Bu ikisi aptallıklar yaparken, Kushida ve Yamauchi hala durum üzerinde kafa yoruyorlardı.

Tartışma on dakika kadar devam ettikten sonra, Kushida yeni bir fikirle konuşmaya başladı.

“ Çabalarımızın yönünü değiştirmemizin daha iyi olacağını düşünüyorum. Örnek olarak, olaya şahit olmuş olabilecek bir tanığı arayalım.”

“ Şahit olmuş olabilecek bir tanığı aramak? Bu biraz işe yaramaz olmaz mı?”

“ O gün binaya giren insanları mı arayacaksın?”

“ Evet. Sen ne düşünüyorsun?”

Fikir fena değil. O gün binaya giren birkaç kişi olabilir, ama girişi ayırt etmek oldukça kolay. Başka bir deyişle, eğer birisi özel binaya giren birini gördüğünü söylerse, tanığı bulmaya yaklaşıyor olacağız.

“ Kulağa iyi bir fikir gibi geliyor. Bunu hemen uygulayalım.”

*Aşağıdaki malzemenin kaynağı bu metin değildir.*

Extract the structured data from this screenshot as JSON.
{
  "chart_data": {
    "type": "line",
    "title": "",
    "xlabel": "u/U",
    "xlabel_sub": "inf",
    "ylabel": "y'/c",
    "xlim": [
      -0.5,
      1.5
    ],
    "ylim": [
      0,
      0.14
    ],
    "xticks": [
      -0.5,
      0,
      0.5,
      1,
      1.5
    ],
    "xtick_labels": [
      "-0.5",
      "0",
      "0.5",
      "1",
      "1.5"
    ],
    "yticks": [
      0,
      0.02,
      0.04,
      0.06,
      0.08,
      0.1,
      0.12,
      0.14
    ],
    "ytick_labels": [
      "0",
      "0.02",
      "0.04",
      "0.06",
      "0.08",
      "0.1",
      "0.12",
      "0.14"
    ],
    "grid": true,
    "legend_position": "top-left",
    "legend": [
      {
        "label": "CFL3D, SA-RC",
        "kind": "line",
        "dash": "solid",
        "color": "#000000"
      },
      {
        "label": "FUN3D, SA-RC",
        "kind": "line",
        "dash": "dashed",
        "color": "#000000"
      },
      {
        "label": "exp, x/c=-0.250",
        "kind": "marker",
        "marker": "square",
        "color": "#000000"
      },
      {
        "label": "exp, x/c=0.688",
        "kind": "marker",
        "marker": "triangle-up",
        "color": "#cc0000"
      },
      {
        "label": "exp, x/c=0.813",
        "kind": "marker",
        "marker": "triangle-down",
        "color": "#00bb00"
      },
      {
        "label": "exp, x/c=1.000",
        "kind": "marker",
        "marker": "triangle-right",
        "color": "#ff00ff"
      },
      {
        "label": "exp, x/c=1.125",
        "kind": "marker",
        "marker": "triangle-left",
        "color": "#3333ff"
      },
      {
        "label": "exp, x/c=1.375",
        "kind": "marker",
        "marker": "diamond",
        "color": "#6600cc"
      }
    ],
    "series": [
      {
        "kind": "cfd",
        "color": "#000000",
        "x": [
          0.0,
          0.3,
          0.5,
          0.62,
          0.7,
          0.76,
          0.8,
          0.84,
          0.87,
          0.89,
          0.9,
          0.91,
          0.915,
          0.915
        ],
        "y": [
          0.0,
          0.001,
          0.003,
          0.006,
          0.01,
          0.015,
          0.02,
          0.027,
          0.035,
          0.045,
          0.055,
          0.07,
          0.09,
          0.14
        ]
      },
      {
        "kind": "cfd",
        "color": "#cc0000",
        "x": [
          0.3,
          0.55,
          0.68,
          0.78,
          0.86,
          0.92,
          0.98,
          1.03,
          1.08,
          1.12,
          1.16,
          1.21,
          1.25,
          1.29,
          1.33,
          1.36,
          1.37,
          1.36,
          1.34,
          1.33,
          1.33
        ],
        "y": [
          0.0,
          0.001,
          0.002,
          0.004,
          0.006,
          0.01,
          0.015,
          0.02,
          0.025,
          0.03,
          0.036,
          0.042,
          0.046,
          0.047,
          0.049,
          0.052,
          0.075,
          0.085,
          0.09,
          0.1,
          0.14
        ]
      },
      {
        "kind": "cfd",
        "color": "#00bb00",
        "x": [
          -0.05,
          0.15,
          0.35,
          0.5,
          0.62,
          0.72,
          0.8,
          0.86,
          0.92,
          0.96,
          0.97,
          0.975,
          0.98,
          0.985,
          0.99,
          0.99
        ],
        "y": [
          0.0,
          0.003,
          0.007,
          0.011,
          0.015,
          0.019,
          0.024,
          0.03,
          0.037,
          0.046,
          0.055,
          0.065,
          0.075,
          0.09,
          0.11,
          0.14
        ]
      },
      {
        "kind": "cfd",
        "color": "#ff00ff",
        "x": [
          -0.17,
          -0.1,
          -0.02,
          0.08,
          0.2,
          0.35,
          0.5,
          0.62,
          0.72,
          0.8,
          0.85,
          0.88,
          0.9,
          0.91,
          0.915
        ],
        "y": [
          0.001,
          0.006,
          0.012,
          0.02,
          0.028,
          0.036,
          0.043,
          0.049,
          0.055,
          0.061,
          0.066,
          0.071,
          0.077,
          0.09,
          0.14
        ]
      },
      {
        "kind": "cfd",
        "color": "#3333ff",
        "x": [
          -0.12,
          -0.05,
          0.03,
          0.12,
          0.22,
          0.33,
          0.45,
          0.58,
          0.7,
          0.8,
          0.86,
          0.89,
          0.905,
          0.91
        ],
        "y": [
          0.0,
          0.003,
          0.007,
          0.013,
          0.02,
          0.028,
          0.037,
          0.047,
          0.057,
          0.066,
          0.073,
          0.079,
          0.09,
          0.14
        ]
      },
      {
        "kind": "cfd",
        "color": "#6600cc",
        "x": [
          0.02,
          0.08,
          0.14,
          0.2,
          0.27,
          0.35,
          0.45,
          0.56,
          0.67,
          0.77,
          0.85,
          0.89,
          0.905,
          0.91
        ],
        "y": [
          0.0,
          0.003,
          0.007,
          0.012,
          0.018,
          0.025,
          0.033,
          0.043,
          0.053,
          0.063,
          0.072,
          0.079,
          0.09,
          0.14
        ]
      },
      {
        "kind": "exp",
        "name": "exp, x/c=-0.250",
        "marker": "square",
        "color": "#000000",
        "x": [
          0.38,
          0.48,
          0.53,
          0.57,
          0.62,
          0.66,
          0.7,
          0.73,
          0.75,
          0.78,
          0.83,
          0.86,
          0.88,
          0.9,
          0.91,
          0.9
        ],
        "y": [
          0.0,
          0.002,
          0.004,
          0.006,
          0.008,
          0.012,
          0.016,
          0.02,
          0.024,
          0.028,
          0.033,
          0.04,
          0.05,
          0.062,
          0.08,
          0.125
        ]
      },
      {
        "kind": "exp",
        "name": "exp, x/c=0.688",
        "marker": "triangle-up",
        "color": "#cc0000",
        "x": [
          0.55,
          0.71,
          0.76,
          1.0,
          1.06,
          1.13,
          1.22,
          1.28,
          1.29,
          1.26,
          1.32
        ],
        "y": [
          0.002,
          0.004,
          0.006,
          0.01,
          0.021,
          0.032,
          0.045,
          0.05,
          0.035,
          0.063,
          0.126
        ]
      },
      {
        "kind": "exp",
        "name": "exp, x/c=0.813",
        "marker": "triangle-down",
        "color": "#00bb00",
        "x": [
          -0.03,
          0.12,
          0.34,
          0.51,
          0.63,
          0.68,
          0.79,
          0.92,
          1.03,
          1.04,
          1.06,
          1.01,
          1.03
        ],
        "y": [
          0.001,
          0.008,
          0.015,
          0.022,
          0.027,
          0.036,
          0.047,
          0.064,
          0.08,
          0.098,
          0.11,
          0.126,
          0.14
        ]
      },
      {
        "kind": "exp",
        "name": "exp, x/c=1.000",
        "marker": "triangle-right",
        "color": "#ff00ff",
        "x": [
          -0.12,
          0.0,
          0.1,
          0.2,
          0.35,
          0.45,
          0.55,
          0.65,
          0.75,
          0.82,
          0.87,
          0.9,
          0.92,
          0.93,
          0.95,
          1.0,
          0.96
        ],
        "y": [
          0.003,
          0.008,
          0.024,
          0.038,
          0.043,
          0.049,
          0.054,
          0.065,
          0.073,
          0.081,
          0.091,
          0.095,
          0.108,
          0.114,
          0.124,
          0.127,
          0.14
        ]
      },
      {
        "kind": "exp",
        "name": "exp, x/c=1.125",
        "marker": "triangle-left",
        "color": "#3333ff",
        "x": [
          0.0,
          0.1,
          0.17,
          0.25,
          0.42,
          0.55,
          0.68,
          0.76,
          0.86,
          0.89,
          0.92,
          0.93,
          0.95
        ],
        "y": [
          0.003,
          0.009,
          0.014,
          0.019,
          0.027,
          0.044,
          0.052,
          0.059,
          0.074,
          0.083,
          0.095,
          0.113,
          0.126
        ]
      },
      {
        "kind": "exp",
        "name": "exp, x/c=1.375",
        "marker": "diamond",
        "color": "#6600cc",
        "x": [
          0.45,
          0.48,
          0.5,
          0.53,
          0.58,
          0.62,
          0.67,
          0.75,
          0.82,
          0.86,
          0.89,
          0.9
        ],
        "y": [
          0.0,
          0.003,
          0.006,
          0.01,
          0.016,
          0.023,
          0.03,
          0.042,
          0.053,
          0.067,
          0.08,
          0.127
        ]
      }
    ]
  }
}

Fark ettiğimde, Sudou enerjisini geçenlerde bağımlısı olduğu bir telefon oyununa kullanıyordu. “Mucizeler Jenerasyonu” denen bir şey gibi görünüyordu, ama gerçekten ne olduğunu bilmiyordum. Maçı kazandıktan sonra, zafer pozu verdi.

Şu anki durumda Sudou gerçekten bir şey yapamıyor olsa da, Ike ve Yamauchi şikâyetçi görünüyordu. Her neyse, Sudou’nun karşı saldırılarından korktuklarından dolayı, rahatsızlıklarını belirtmemeyi tercih ettiler. İkisi de görmezden gelmeye çalışarak, sessiz kaldı.

Şimdiden neredeyse Cuma oldu. Hafta sonu işe yarar bir şey elde etmek zor olacaktır.

Yani, tanığı bulmak için sahip olduğumuz zaman çok kısa.

Zil çaldı ve bir ziyaretçi kapımda belirdi. Düzenli olarak odamı ziyaret eden küçük grup çoktan toplandı, yani muhtemelen o kişiydi.

“ Bir gelişme oldu mu?”

Horikita sorusunun cevabını bilse de küçümseyen bir ifade ile sordu.

“ Hayır… daha değil.”

“ Sen olduğun için sadece bunu söylüyorum, ama bir şeyi-“

Konuşurken, girişte sıralanmış fazla ayakkabıları fark etti.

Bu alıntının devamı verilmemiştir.